A polícia mineira foi o embrião da milícia, mas não tem nada a ver com o estado de Minas Gerais. Segundo especialistas, esse termo vem da prática de mineirar, que seria encontrar negócios ilegais e ilícitos para obter lucro por meio de extorsão.
“Primeira linha de continuidade entre grupo de extermínio e milícia são servidores públicos, que na sua grande maioria que sustentam a estrutura. Então, vão fazer operações, vão matar, torturar, fazer tudo que a gente conhece da prática dessa estrutura”, fala o professor de Ciências Sociais da UFRRJ, José Cláudio Souza Alves.
No início dos anos 2000, a milícia já chamava atenção. Um levantamento da Secretaria de Segurança Pública e da Prefeitura do Rio mostra que milícias formadas por policiais e bombeiros estão se espalhando por áreas pobres da cidade.
Nesses mais de 40 anos de atividades no Rio, a milícia foi crescendo, conquistando territórios e ampliando os negócios e o domínio sobre os moradores. Criada com a falsa promessa de defender a comunidade do tráfico, hoje a milícia está cada vez mais parecida com o grupo rival.
Milicianos e traficantes extorquem dinheiro, vendem drogas e disputam territórios. Os confrontos violentos pela dominação das comunidades se acirram a cada dia.
A chamada Grande Jacarepaguá, na Zona Oeste, está no meio dessa disputa entre bandidos. É a região mais populosa do Rio, com 653 mil habitantes, segundo o IBGE.
Até meados de 2022, o tráfico dominava apenas uma grande favela na região: a Cidade de Deus. As outras cerca de 30 localidades da área eram exploradas pela milícia ou eram locais em que os traficantes não impunham sua força.
Hoje, milicianos têm o controle de parte de três localidades. Em menos de 2 anos, o tráfico dominou todo o restante.
“Parece que as facções de droga, que inicialmente eram dedicadas ao comércio de drogas ilegais, meio que aprenderam com a milicia que, uma vez também que eles têm um controle do território deles, também podem explorar a internet, o gás, cobrar taxas de extorsão, e a gente tá vendo então esse processo aí de uma multiplicação de negócios”, fala a professora da Fundação Getúlio Vargas, Joana Monteiro.
Para o promotor e coordenador do Grupo de Atuação Especial no Combate ao Crime Organizado (Gaeco), do Ministério Público, milícia e tráfico, atualmente, atuam de forma parecida.

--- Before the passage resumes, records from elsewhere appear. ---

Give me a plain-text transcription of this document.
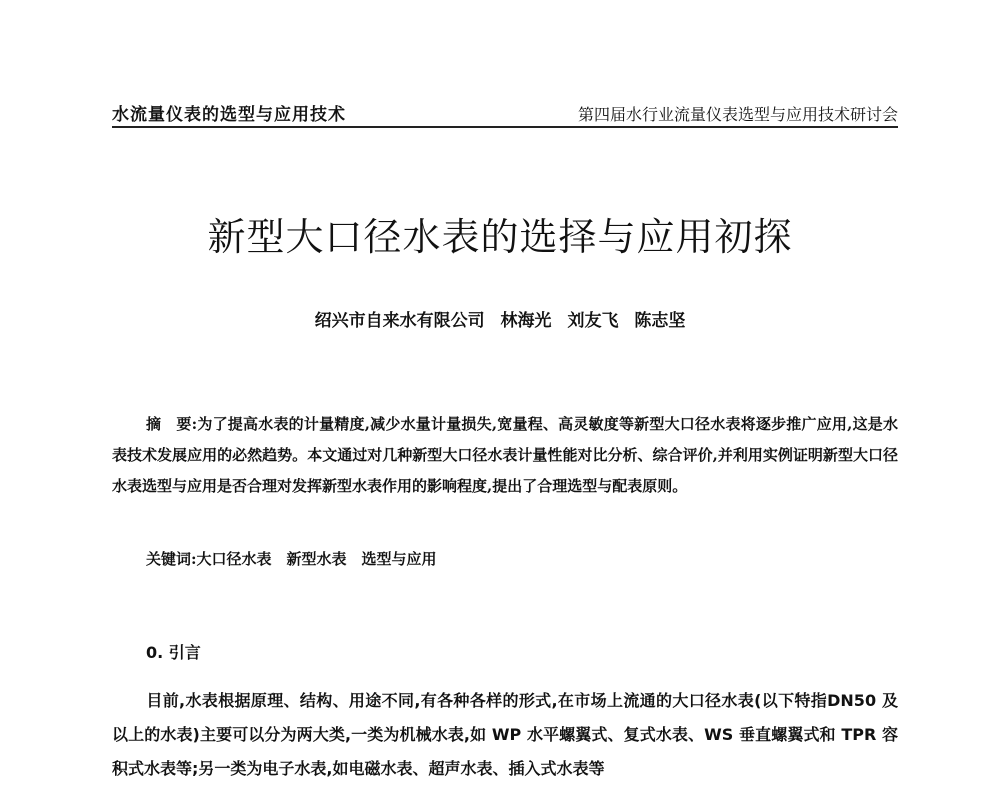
水流量仪表的选型与应用技术	第四届水行业流量仪表选型与应用技术研讨会
新型大口径水表的选择与应用初探
绍兴市自来水有限公司 林海光 刘友飞 陈志坚
摘　要:为了提高水表的计量精度,减少水量计量损失,宽量程、高灵敏度等新型大口径水表将逐步推广应用,这是水表技术发展应用的必然趋势。本文通过对几种新型大口径水表计量性能对比分析、综合评价,并利用实例证明新型大口径水表选型与应用是否合理对发挥新型水表作用的影响程度,提出了合理选型与配表原则。
关键词:大口径水表　新型水表　选型与应用
0. 引言
目前,水表根据原理、结构、用途不同,有各种各样的形式,在市场上流通的大口径水表(以下特指DN50 及以上的水表)主要可以分为两大类,一类为机械水表,如 WP 水平螺翼式、复式水表、WS 垂直螺翼式和 TPR 容积式水表等;另一类为电子水表,如电磁水表、超声水表、插入式水表等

“Uma aprendeu com a outra o que poderia ser feito para cada vez mais aumentar o lucro. Então, é possível hoje você observar o tráfico também exercendo o monopólio de atividades que até então era um típicas de milícia, como também a própria milícia exercendo por sua vez ou permitindo a questão da realização do tráfico de entorpecente.”
“Hoje a milícia faz de tudo. E há algum tempo, já associado ao tráfico de drogas, você tem locais onde funcionam os dois em tempo integral, tem locais que funciona durante o dia uma organização, à noite outra, e essa é uma realidade do Rio de Janeiro. Por isso que hoje a gente encontra essa disputa por território. Território hoje é sinônimo de receita”, diz o secretário de Segurança Pública do Rio, Victor Santos.
Na disputa por território, os moradores são ameaçados.
“Pedindo para todo mundo para abrir celular, todo mundo tem que abrir quando vai entrar. Eles tomam celular das pessoas, se abrir e tiver conversa e acharem que é miliciano toma paulada. Bate na gente e manda meter o pé.”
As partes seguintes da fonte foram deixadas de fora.